For a), their equation seems basically to be relating the expected revenue from fees, to the time value of money used as reserves. Would this be equally applicable to any stablecoin that has some way of collecting transaction fees?
For b), similarly how would the other alternative designs fare under the same simulation settings?
In my opinion the best way to improve the paper would be to include the alternative mechanisms in the thoeretical & simulation validation for comparison, and to connect those to the novel design qualities of Melmint.”
The paper misses a fundemantal non-technical point. People use stablecoins pegged to fiat currencies because they recognise what $100 USDT will buy today. If you ask someone what will 100 Satoshis buy today, they will have no idea. They have to convert it into dollars to have a reasonable conception of what 100 Satoshis will buy. This is because fiat currencies have underlying economic/financial ecosytems with large numbers of goods and services priced in that fiat currency.

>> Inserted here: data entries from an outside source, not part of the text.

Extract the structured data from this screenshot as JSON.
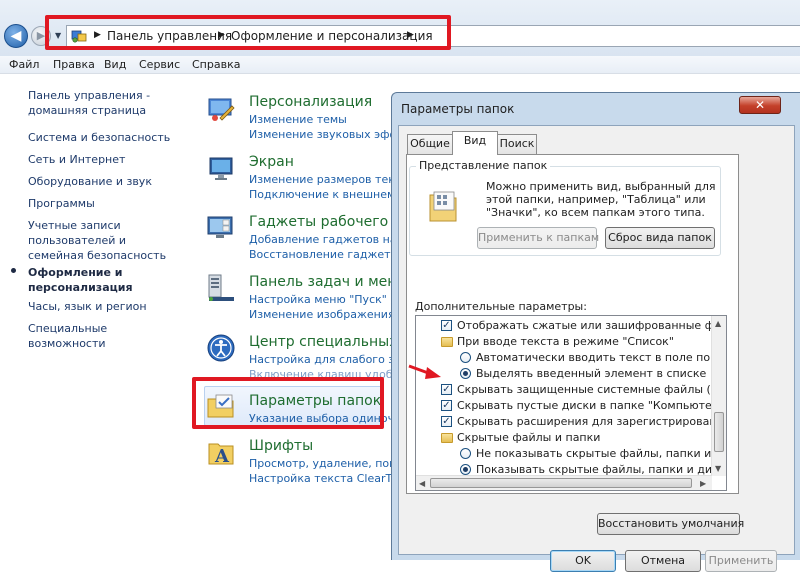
{
  "breadcrumb": {
    "items": [
      "Панель управления",
      "Оформление и персонализация"
    ]
  },
  "menubar": {
    "items": [
      "Файл",
      "Правка",
      "Вид",
      "Сервис",
      "Справка"
    ]
  },
  "leftnav": {
    "home": "Панель управления - домашняя страница",
    "items": [
      "Система и безопасность",
      "Сеть и Интернет",
      "Оборудование и звук",
      "Программы",
      "Учетные записи пользователей и семейная безопасность",
      "Оформление и персонализация",
      "Часы, язык и регион",
      "Специальные возможности"
    ]
  },
  "categories": [
    {
      "title": "Персонализация",
      "links": [
        "Изменение темы",
        "Изменение звуковых эффе"
      ]
    },
    {
      "title": "Экран",
      "links": [
        "Изменение размеров текст",
        "Подключение к внешнему"
      ]
    },
    {
      "title": "Гаджеты рабочего ст",
      "links": [
        "Добавление гаджетов на ра",
        "Восстановление гаджетов"
      ]
    },
    {
      "title": "Панель задач и меню",
      "links": [
        "Настройка меню \"Пуск\"",
        "Изменение изображения з"
      ]
    },
    {
      "title": "Центр специальных в",
      "links": [
        "Настройка для слабого зре",
        "Включение клавиш удобн"
      ]
    },
    {
      "title": "Параметры папок",
      "links": [
        "Указание выбора одиноч"
      ]
    },
    {
      "title": "Шрифты",
      "links": [
        "Просмотр, удаление, показ",
        "Настройка текста ClearType"
      ]
    }
  ],
  "dialog": {
    "title": "Параметры папок",
    "close_label": "✕",
    "tabs": [
      "Общие",
      "Вид",
      "Поиск"
    ],
    "group_title": "Представление папок",
    "group_text": "Можно применить вид, выбранный для этой папки, например, \"Таблица\" или \"Значки\", ко всем папкам этого типа.",
    "apply_to_folders": "Применить к папкам",
    "reset_folders": "Сброс вида папок",
    "advanced_label": "Дополнительные параметры:",
    "tree": [
      {
        "kind": "checkbox",
        "checked": true,
        "text": "Отображать сжатые или зашифрованные файлы NTI"
      },
      {
        "kind": "folder",
        "text": "При вводе текста в режиме \"Список\""
      },
      {
        "kind": "radio",
        "checked": false,
        "text": "Автоматически вводить текст в поле поиска"
      },
      {
        "kind": "radio",
        "checked": true,
        "text": "Выделять введенный элемент в списке"
      },
      {
        "kind": "checkbox",
        "checked": true,
        "text": "Скрывать защищенные системные файлы (рекомен"
      },
      {
        "kind": "checkbox",
        "checked": true,
        "text": "Скрывать пустые диски в папке \"Компьютер\""
      },
      {
        "kind": "checkbox",
        "checked": true,
        "text": "Скрывать расширения для зарегистрированных типо"
      },
      {
        "kind": "folder",
        "text": "Скрытые файлы и папки"
      },
      {
        "kind": "radio",
        "checked": false,
        "text": "Не показывать скрытые файлы, папки и диски"
      },
      {
        "kind": "radio",
        "checked": true,
        "text": "Показывать скрытые файлы, папки и диски"
      }
    ],
    "restore_defaults": "Восстановить умолчания",
    "ok": "OK",
    "cancel": "Отмена",
    "apply": "Применить"
  },
  "colors": {
    "highlight_red": "#e01822",
    "category_green": "#1f6d30",
    "link_blue": "#1e5fa8"
  }
}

How many people know what 100 Melmint will buy? Even after some years? It requires an underlying economic/financial ecosystem of goods and services prices in that currency for people to understand its value. People wil still look at the price of Melmint in USD or some other fiat currency, and then figure out what a Melmint can buy. In this way, it is not really a stablecoin from an economic perspective but more from a technical perspective.
I would propose starting with a peg to fiat currency, and as more goods/services are prices in that cryptocurrency, loosening the peg, until it reaches a point where a critical mass of people recognise its value. At this point Melmint could use the system it has described. People would price/value things in Melmint, instead of using Melmint as a proxy for some other fiat.